Alors que les deux adversaires sont à égalité au score (un essai partout), c’est le drop de Camille Bonnet qui offre le titre au SU Agen. « Ce n’était pas le plus beau », dit-il lors du dîner des légendes d’Armandie, en 2018, « mais il valait tout de même quatre points. » Et Charles Calbet d’écrire de son côté : « Le meilleur des trente fut incontestablement l’arrière Bonnet. Autant par son adresse que par ses longs et judicieux coups de pied en touche que par son drop victorieux. » En 2018, il se rappelait encore : « Cette année-là j’ai réussi un drop pour toutes les rencontres éliminatoires, seizièmes, huitièmes, quart, demi et finale ; il faut dire que j’avais des loisirs car j’avais été remobilisé et j’étais adjoint au chef de gare de Libourne !»
En 1947, le SUA de « Monsieur Drop » atteint à nouveau la finale du championnat de France après avoir successivement éliminé Vichy, Castres et le Paris UC. Bien que titulaire, le trois-quarts centre agenais ne marquera pas en finale, et le SUA perdra contre Toulouse (10-3). Ce sera la dernière année de Camille Bonnet dans son club de cœur, miné par des conflits internes. En 1948, il quitte donc Agen pour rejoindre Graulhet. Il en devient rapidement un des acteurs majeurs de la progression fulgurante du club tarnais, puisqu’il y est sacré champion de France de 3e division en 1948, puis de 2e division l’année suivante : Graulhet entre alors dans l’élite du rugby français.
Devenu entraîneur du SCG, Camille Bonnet atteindra la demi-finale du championnat de France en 1957, après avoir successivement éliminé Aurillac (16-0), Vienne (12-3) et Perpignan (14-3). Au coup de sifflet final de la demi-finale contre le Racing Club de France, les deux équipes sont à égalité 6-6. Comme il n’y a pas de prolongations prévues, le RCF est déclaré vainqueur par… la moyenne d’âge ! Souvenir dont Camille Bonnet se souvenait très bien en 2018 : «Un seconde ligne de Graulhet faisait son service militaire à Paris et jouait au Racing. Alors pour le remplacer j’avais recruté un facteur de Toulouse qui avait 38 ans ! Finalement c’est lui qui nous fait perdre !»
En 1964, Camille Bonnet quitte Graulhet pour aller entraîner Valence Sportif où il officie quelques temps, tout en étant professeur d’éducation physique au collège de Chabreuil (1962-1966). Avant de prendre une retraite bien méritée dans la Drôme, où il est décédé samedi, emporté par le Covid-19.

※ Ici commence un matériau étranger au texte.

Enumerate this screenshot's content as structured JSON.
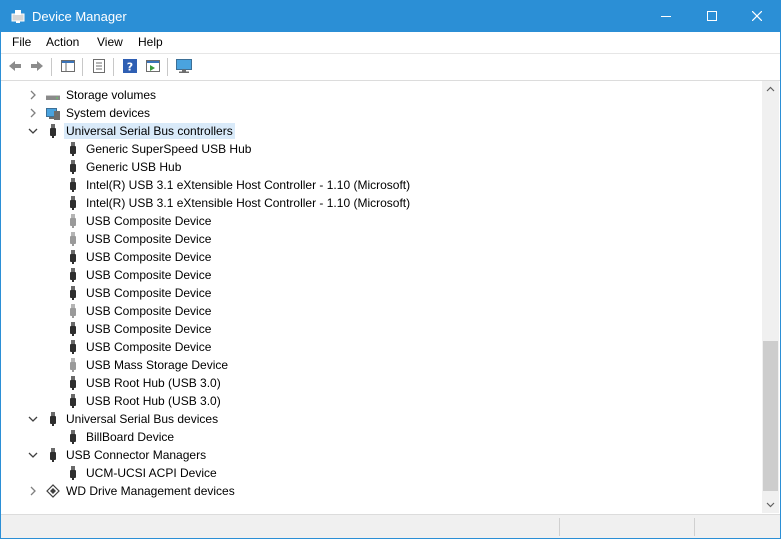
{
  "window": {
    "title": "Device Manager",
    "title_icon": "device-manager-icon",
    "controls": [
      "minimize-icon",
      "maximize-icon",
      "close-icon"
    ]
  },
  "menu": {
    "items": [
      {
        "label": "File"
      },
      {
        "label": "Action"
      },
      {
        "label": "View"
      },
      {
        "label": "Help"
      }
    ]
  },
  "toolbar": {
    "buttons": [
      "back-icon",
      "forward-icon",
      "show-hide-console-tree-icon",
      "properties-icon",
      "help-icon",
      "run-action-icon",
      "monitor-icon"
    ]
  },
  "tree": {
    "rows": [
      {
        "label": "Storage volumes",
        "level": 0,
        "expander": "collapsed",
        "icon": "storage-volume-icon"
      },
      {
        "label": "System devices",
        "level": 0,
        "expander": "collapsed",
        "icon": "system-devices-icon"
      },
      {
        "label": "Universal Serial Bus controllers",
        "level": 0,
        "expander": "expanded",
        "icon": "usb-icon",
        "selected": true
      },
      {
        "label": "Generic SuperSpeed USB Hub",
        "level": 1,
        "icon": "usb-icon"
      },
      {
        "label": "Generic USB Hub",
        "level": 1,
        "icon": "usb-icon"
      },
      {
        "label": "Intel(R) USB 3.1 eXtensible Host Controller - 1.10 (Microsoft)",
        "level": 1,
        "icon": "usb-icon"
      },
      {
        "label": "Intel(R) USB 3.1 eXtensible Host Controller - 1.10 (Microsoft)",
        "level": 1,
        "icon": "usb-icon"
      },
      {
        "label": "USB Composite Device",
        "level": 1,
        "icon": "usb-icon",
        "faded": true
      },
      {
        "label": "USB Composite Device",
        "level": 1,
        "icon": "usb-icon",
        "faded": true
      },
      {
        "label": "USB Composite Device",
        "level": 1,
        "icon": "usb-icon"
      },
      {
        "label": "USB Composite Device",
        "level": 1,
        "icon": "usb-icon"
      },
      {
        "label": "USB Composite Device",
        "level": 1,
        "icon": "usb-icon"
      },
      {
        "label": "USB Composite Device",
        "level": 1,
        "icon": "usb-icon",
        "faded": true
      },
      {
        "label": "USB Composite Device",
        "level": 1,
        "icon": "usb-icon"
      },
      {
        "label": "USB Composite Device",
        "level": 1,
        "icon": "usb-icon"
      },
      {
        "label": "USB Mass Storage Device",
        "level": 1,
        "icon": "usb-icon",
        "faded": true
      },
      {
        "label": "USB Root Hub (USB 3.0)",
        "level": 1,
        "icon": "usb-icon"
      },
      {
        "label": "USB Root Hub (USB 3.0)",
        "level": 1,
        "icon": "usb-icon"
      },
      {
        "label": "Universal Serial Bus devices",
        "level": 0,
        "expander": "expanded",
        "icon": "usb-icon"
      },
      {
        "label": "BillBoard Device",
        "level": 1,
        "icon": "usb-icon"
      },
      {
        "label": "USB Connector Managers",
        "level": 0,
        "expander": "expanded",
        "icon": "usb-icon"
      },
      {
        "label": "UCM-UCSI ACPI Device",
        "level": 1,
        "icon": "usb-icon"
      },
      {
        "label": "WD Drive Management devices",
        "level": 0,
        "expander": "collapsed",
        "icon": "wd-drive-icon"
      }
    ]
  },
  "colors": {
    "titlebar": "#2b8fd6",
    "selection": "#d9eaf9"
  }
}
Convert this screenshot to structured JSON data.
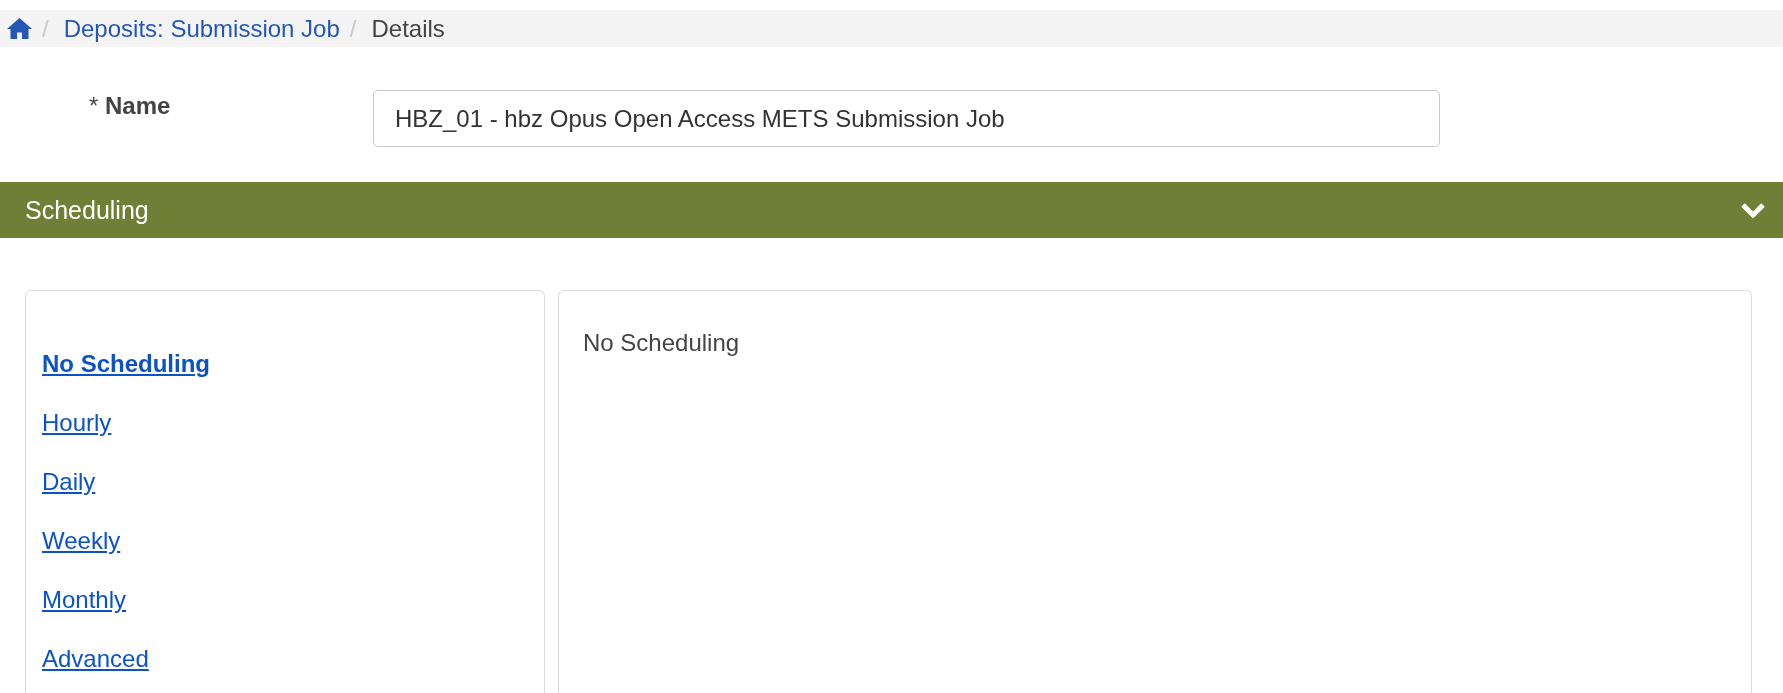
{
  "breadcrumb": [
    {
      "kind": "home"
    },
    {
      "kind": "link",
      "separator": "/",
      "label": "Deposits: Submission Job"
    },
    {
      "kind": "current",
      "separator": "/",
      "label": "Details"
    }
  ],
  "name_field": {
    "label": "* **Name**",
    "value": "HBZ_01 - hbz Opus Open Access METS Submission Job"
  },
  "scheduling": {
    "title": "Scheduling",
    "expanded": true,
    "options": [
      {
        "label": "No Scheduling",
        "selected": true
      },
      {
        "label": "Hourly",
        "selected": false
      },
      {
        "label": "Daily",
        "selected": false
      },
      {
        "label": "Weekly",
        "selected": false
      },
      {
        "label": "Monthly",
        "selected": false
      },
      {
        "label": "Advanced",
        "selected": false
      }
    ],
    "detail": "No Scheduling"
  }
}
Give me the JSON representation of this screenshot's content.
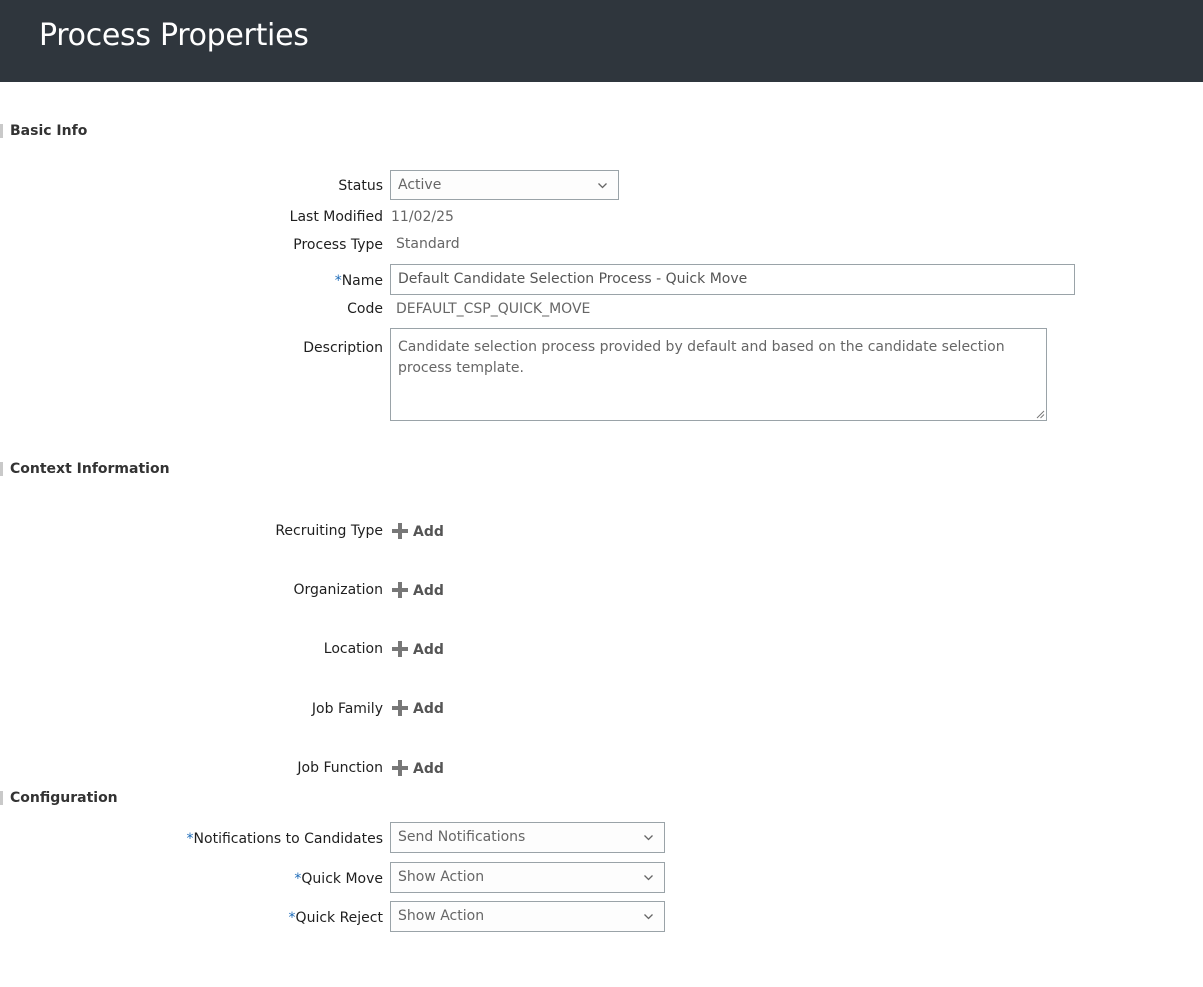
{
  "header": {
    "title": "Process Properties"
  },
  "sections": {
    "basic_info": "Basic Info",
    "context_information": "Context Information",
    "configuration": "Configuration"
  },
  "basic": {
    "status_label": "Status",
    "status_value": "Active",
    "last_modified_label": "Last Modified",
    "last_modified_value": "11/02/25",
    "process_type_label": "Process Type",
    "process_type_value": "Standard",
    "name_label": "Name",
    "name_value": "Default Candidate Selection Process - Quick Move",
    "code_label": "Code",
    "code_value": "DEFAULT_CSP_QUICK_MOVE",
    "description_label": "Description",
    "description_value": "Candidate selection process provided by default and based on the candidate selection process template."
  },
  "context": {
    "add_label": "Add",
    "recruiting_type_label": "Recruiting Type",
    "organization_label": "Organization",
    "location_label": "Location",
    "job_family_label": "Job Family",
    "job_function_label": "Job Function"
  },
  "configuration": {
    "notifications_label": "Notifications to Candidates",
    "notifications_value": "Send Notifications",
    "quick_move_label": "Quick Move",
    "quick_move_value": "Show Action",
    "quick_reject_label": "Quick Reject",
    "quick_reject_value": "Show Action"
  },
  "required_marker": "*",
  "colors": {
    "header_bg": "#2f363d",
    "required": "#1d6bb8",
    "border": "#9aa3a8"
  }
}
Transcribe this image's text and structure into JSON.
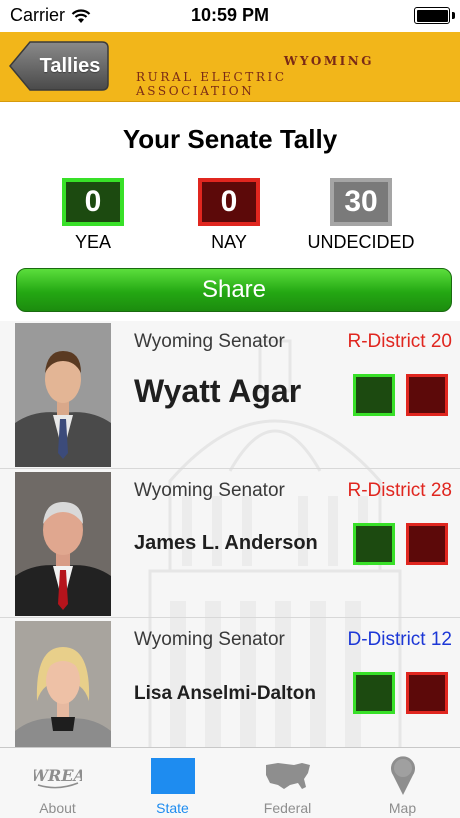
{
  "status_bar": {
    "carrier": "Carrier",
    "time": "10:59 PM"
  },
  "header": {
    "back_label": "Tallies",
    "logo_line1": "WYOMING",
    "logo_line2": "RURAL ELECTRIC ASSOCIATION"
  },
  "tally": {
    "title": "Your Senate Tally",
    "yea": {
      "count": "0",
      "label": "YEA"
    },
    "nay": {
      "count": "0",
      "label": "NAY"
    },
    "undecided": {
      "count": "30",
      "label": "UNDECIDED"
    }
  },
  "share_label": "Share",
  "senators": [
    {
      "role": "Wyoming Senator",
      "district": "R-District 20",
      "party": "R",
      "name": "Wyatt Agar"
    },
    {
      "role": "Wyoming Senator",
      "district": "R-District 28",
      "party": "R",
      "name": "James L. Anderson"
    },
    {
      "role": "Wyoming Senator",
      "district": "D-District 12",
      "party": "D",
      "name": "Lisa Anselmi-Dalton"
    }
  ],
  "tabs": [
    {
      "label": "About",
      "icon": "wrea-logo-icon",
      "active": false
    },
    {
      "label": "State",
      "icon": "wyoming-state-icon",
      "active": true
    },
    {
      "label": "Federal",
      "icon": "usa-map-icon",
      "active": false
    },
    {
      "label": "Map",
      "icon": "map-pin-icon",
      "active": false
    }
  ],
  "colors": {
    "header": "#f2b61a",
    "yea_fill": "#1c4a10",
    "yea_border": "#38e028",
    "nay_fill": "#5c0909",
    "nay_border": "#e0261f",
    "republican": "#e0261f",
    "democrat": "#1c37d6",
    "tab_active": "#1e8cf0",
    "tab_inactive": "#8e8e8e"
  }
}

Sa dernière sortie publique avait été le 2 février dernier, lors du match du Tournoi des Six Nations France-Angleterre, temps fort où il donne le coup d’envoi fictif de la rencontre. Clin d’œil ironique de l’Histoire puisqu’en 1938, alors qu’il tutoie alors la sélection nationale, les Britanniques refusent toujours que la France dispute le tournoi. Camille Bonnet est alors sélectionné dans l’équipe de Guyenne-Gascogne en compagnie de Charles Calbet et Jo Baladié, coéquipiers du SUA, mais ne portera jamais le maillot bleu. Une injustice que ce coup d’envoi a, en partie, réparé. Ce rappel de son parcours, aussi.
Ses obsèques auront lieu, dans la stricte intimité, jeudi 26 novembre au crématorium de Beaumont-lès-Valence, dans la Drôme.